Birthstones, flowers of the month

Ann Swanson

Sometimes I am actively looking for something to write about; other times I stumble upon something that tweaks my interest. In either case, I am off and running.

The column this morning came from some of my random research. I stumbled on facts about the months of the year. I found many things I did not know so I am going to share with you.

My husband bought me a beautiful necklace – a sapphire, my birthstone. While he was looking at jewelry a man asked if he happened to know the birthstone for September. He told him he did since he and his wife (me)both had September birthdays.

Once he told the man, the chose the necklace he had been debating about. That was fine with me because I ended up with a beautiful heart-shaped necklace with sapphires that I really like. The only drawback is the extremely small clasp. Don helps me get it on when I wear it.

When my daughter was about to have her second baby, she told the doctor she wanted him born in May because she liked the green stone, the emerald, for the month. She already had a little girl born in June so the pearl was her birthstone. I am not sure my daughter ever got any jewelry with the children’s birthstones though.

She has jewelry with topaz stones, the month of her birth is November. She inherited a ring that had been my mother’s – another November birthday.

That takes care of the birthstones for four months. Men do not take note of their birthstones as much as women do, but they do look for jewelry for their wives and girlfriends. So here goes – the rest of the months along with their birthstones to help out those husbands: January – garnet, February – amethyst, March – aquamarine, April – diamond, July – ruby, August – peridot, October – opal, and December – turquoise. Gentlemen I hope this column gives you some ideas for gifts.

There are also flowers designated for each month. If jewelry is not your expertise, you could go for the flower of the month. Many ladies like to receive flowers from time to time.

I am rather unusual in that circumstance because I have allergies to flowers. I used to tell my first husband that if he wanted to get rid of me all he had to do was bring me roses. I also discovered that lilacs and some wildflowers are also high on the allergy rating.

Don does not think of flowers because his first wife also had allergies. That means he avoids them.

For those of you who are flower lovers I list the month with their flowers: January – carnation, February – violet, March – jonquil, April – sweet pea, May – lily of the valley, June – rose, July – larkspur, August – gladiolus, September – aster, October – marigold, November – chrysanthemum, December – narcissus.

Out of all of those flowers I can stand carnations, violets, sweet peas, and chrysanthemums. While I love the look of the flowers, what they do to my allergies is not pretty.

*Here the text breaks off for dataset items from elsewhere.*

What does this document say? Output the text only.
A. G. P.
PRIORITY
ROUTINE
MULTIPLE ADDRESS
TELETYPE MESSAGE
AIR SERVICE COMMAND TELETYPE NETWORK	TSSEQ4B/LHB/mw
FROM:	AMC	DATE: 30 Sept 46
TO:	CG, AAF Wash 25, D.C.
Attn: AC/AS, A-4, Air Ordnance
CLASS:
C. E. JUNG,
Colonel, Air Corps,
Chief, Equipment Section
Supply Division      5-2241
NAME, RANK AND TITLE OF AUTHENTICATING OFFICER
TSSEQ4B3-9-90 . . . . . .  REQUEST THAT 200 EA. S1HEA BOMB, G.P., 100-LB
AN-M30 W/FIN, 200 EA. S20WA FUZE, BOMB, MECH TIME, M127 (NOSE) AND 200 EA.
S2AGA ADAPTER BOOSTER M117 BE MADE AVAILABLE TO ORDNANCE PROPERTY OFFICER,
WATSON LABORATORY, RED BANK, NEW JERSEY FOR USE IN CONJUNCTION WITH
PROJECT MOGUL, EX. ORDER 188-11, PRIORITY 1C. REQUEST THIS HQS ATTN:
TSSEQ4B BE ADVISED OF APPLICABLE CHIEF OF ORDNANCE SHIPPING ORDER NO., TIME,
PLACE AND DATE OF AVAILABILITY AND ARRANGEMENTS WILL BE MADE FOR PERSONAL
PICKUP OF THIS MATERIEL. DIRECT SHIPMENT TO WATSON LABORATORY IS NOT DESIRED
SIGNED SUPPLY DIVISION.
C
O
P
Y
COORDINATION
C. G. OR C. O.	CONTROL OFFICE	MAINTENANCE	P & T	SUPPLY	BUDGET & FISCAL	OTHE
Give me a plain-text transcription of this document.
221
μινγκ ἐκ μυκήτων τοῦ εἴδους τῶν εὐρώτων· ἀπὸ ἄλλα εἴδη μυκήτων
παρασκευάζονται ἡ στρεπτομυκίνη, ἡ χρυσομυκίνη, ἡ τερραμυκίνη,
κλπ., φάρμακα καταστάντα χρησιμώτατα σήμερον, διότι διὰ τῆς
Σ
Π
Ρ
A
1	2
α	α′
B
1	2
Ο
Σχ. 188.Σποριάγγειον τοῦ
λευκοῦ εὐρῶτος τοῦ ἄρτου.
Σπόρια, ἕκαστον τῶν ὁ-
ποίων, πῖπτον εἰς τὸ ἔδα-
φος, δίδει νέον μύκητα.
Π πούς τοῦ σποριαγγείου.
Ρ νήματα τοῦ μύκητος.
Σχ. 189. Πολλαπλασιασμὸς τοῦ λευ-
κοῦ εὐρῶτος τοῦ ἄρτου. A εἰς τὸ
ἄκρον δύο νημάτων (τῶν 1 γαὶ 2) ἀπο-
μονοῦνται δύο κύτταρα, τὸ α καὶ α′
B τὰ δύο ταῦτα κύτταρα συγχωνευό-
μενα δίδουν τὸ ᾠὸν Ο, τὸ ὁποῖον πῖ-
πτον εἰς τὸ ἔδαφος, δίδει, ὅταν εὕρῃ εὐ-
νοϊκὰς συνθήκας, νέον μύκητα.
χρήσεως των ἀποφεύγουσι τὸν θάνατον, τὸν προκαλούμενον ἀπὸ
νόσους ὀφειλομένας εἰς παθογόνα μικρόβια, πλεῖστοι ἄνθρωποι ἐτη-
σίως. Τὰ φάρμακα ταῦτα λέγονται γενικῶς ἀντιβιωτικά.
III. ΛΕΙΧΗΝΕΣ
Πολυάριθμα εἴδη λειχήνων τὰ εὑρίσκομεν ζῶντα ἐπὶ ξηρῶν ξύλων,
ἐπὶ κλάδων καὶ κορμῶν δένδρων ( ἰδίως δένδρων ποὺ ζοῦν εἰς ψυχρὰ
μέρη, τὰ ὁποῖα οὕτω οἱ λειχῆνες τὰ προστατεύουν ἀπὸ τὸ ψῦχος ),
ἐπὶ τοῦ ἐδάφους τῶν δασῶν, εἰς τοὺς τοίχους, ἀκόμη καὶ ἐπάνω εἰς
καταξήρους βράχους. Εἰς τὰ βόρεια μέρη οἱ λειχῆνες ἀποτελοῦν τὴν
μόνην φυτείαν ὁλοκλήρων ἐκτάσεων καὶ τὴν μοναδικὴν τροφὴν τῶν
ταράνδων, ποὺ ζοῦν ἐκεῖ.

As I am putting this piece together, I was reminded of the things that represent Pennsylvania. States all have flowers, insects, trees, and birds that represent them. I recall making a list of them when I visited the capital. They had all sorts of trinkets you could purchase.

My children remember voting on the insect for Pennsylvania. They were thrilled that the firefly or lightning bug won. They caught those in the yard when they were growing up. I was surprised that they do not have them out west. We met some people from Oregon who had no idea what they were.

I was teaching fourth grade at the time that I visited the capital – that used to be the year when Pennsylvania history was taught. I recall that I first had to learn all about Pennsylvania myself since I grew up in New York State. I was happy to learn about Pennsylvania since I have now lived here for more than fifty years.

I bought a puzzle for my class. It had all of the counties as well as photos of things produced in them. It also had the county seat for each county. My students enjoyed that puzzle and I think learned quite a bit from it.

Today, I hope you learned something as well. After all I spent the biggest share of my working life in a classroom. I loved my job and I loved my students.

Recently I met two of the boys that I had in kindergarten. They both looked very different from back in the day. One of them spoke to me when he poured my coffee at a dinner. I had fond memories of him. I shared something special with him, but I will not embarrass him by printing it here. The second young man came over to me and brought his family to introduce them. First, I asked if I should recognize his wife. He told me she went to school some place else so that was a no. His baby girl, Delilah, was delightful. I think she would have come to me if I held out my arms.

If I meet you somewhere, please take time to say hello. I remember so many of my former students and it is a delight to see how well they have done.